- 497 Okunma
- 0 Yorum
- 0 Beğeni
Hep birlikte 'Gül'dük
Dillendirilemeyen sevgiler vardır; yâre yönelik... İfade edilemez, anlatılamaz...
Bu sevgiler genelde karşı cinse yöneliktir... Ama yâr sadece bildiğimiz sevgili olmasa gerek...
Tarihler 11 Eylül 2007... Kentin ismi Van... Misafirin adı: 11. Cumhurbaşkanı Abdullah Gül... Evsahibi tüm kentin insanları...
Birkaç gün öncesinden duyurular yapılmış. Köşk’e çıktıktan sonra ilk ziyaret edilen şehir Van...

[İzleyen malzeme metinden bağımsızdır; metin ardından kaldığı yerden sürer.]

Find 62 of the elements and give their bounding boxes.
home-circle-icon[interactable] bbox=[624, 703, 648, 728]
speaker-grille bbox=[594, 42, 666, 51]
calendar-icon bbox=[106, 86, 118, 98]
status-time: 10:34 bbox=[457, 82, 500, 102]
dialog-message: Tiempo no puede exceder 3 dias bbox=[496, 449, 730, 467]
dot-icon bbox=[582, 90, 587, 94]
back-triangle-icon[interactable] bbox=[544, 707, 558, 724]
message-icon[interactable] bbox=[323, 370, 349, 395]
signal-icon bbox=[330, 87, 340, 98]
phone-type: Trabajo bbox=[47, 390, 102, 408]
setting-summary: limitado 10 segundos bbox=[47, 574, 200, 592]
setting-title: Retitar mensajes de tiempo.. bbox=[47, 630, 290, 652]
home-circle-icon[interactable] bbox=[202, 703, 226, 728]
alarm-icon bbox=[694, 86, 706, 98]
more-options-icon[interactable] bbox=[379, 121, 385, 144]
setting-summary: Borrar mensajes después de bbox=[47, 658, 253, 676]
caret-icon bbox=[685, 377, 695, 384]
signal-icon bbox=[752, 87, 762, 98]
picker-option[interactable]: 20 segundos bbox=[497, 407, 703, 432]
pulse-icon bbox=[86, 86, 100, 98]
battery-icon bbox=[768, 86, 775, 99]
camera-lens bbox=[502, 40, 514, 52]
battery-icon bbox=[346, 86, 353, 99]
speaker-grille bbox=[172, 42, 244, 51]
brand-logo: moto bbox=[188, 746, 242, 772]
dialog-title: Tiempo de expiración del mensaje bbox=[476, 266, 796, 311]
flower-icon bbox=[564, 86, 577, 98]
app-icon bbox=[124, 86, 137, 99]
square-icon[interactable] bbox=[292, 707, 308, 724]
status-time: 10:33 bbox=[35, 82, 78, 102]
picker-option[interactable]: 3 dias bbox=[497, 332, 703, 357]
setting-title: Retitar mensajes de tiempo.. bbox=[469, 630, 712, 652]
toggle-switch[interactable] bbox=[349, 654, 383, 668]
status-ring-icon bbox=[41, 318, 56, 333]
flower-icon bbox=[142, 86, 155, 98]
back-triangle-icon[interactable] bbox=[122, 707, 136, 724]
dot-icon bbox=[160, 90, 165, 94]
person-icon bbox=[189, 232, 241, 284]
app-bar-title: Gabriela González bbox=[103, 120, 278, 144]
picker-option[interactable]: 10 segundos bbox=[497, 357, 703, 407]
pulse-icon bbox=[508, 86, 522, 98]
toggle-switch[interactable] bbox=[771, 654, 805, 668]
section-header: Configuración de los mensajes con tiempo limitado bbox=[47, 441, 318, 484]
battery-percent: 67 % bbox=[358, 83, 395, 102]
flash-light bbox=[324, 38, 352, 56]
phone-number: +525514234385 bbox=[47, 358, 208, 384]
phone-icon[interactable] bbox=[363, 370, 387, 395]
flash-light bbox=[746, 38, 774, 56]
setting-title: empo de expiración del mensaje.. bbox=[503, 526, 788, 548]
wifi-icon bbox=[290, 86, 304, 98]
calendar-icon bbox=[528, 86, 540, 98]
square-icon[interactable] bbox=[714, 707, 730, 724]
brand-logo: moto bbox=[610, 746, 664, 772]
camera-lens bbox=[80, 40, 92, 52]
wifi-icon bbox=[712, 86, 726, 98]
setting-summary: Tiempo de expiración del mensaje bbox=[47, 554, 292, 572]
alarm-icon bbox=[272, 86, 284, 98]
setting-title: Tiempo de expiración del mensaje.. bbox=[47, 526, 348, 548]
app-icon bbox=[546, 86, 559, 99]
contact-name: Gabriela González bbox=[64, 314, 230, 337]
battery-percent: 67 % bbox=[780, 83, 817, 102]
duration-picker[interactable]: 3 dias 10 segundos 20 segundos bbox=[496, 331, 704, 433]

Akrep ve yelkovan yorgun halde. Saatler 16:00’ya varmamak için gayret gösteriyor sanki. Henüz yarım saat var... Cumhur, başkanını bekliyor.
Büyük Komutanın gelmesini bekleyen onbinlerce vatandaş, Van’ın Kazım Karabekir ve Cumhuriyet caddesinin kaldırımlarında. Güvenlik güçleri kimsenin yola girmemesi için şeritler çekmiş....
Saatler yaklaşıyor. Semalarda helikopterler geçmekte. Sivil polisler gözlerini dört açmış. Resmi polisler verilen görevleri uygulamakta.
Kaldırımlarda karşıdan karşıya geçen vatandaşlar uyarılıyor. Belediye binası önünde davul zurnalar çalmakta...
Gözler saatlerdir Gül’ü arıyor. Ayakta kalan vatandaşlarda yorgunluk var, bezginlik yok...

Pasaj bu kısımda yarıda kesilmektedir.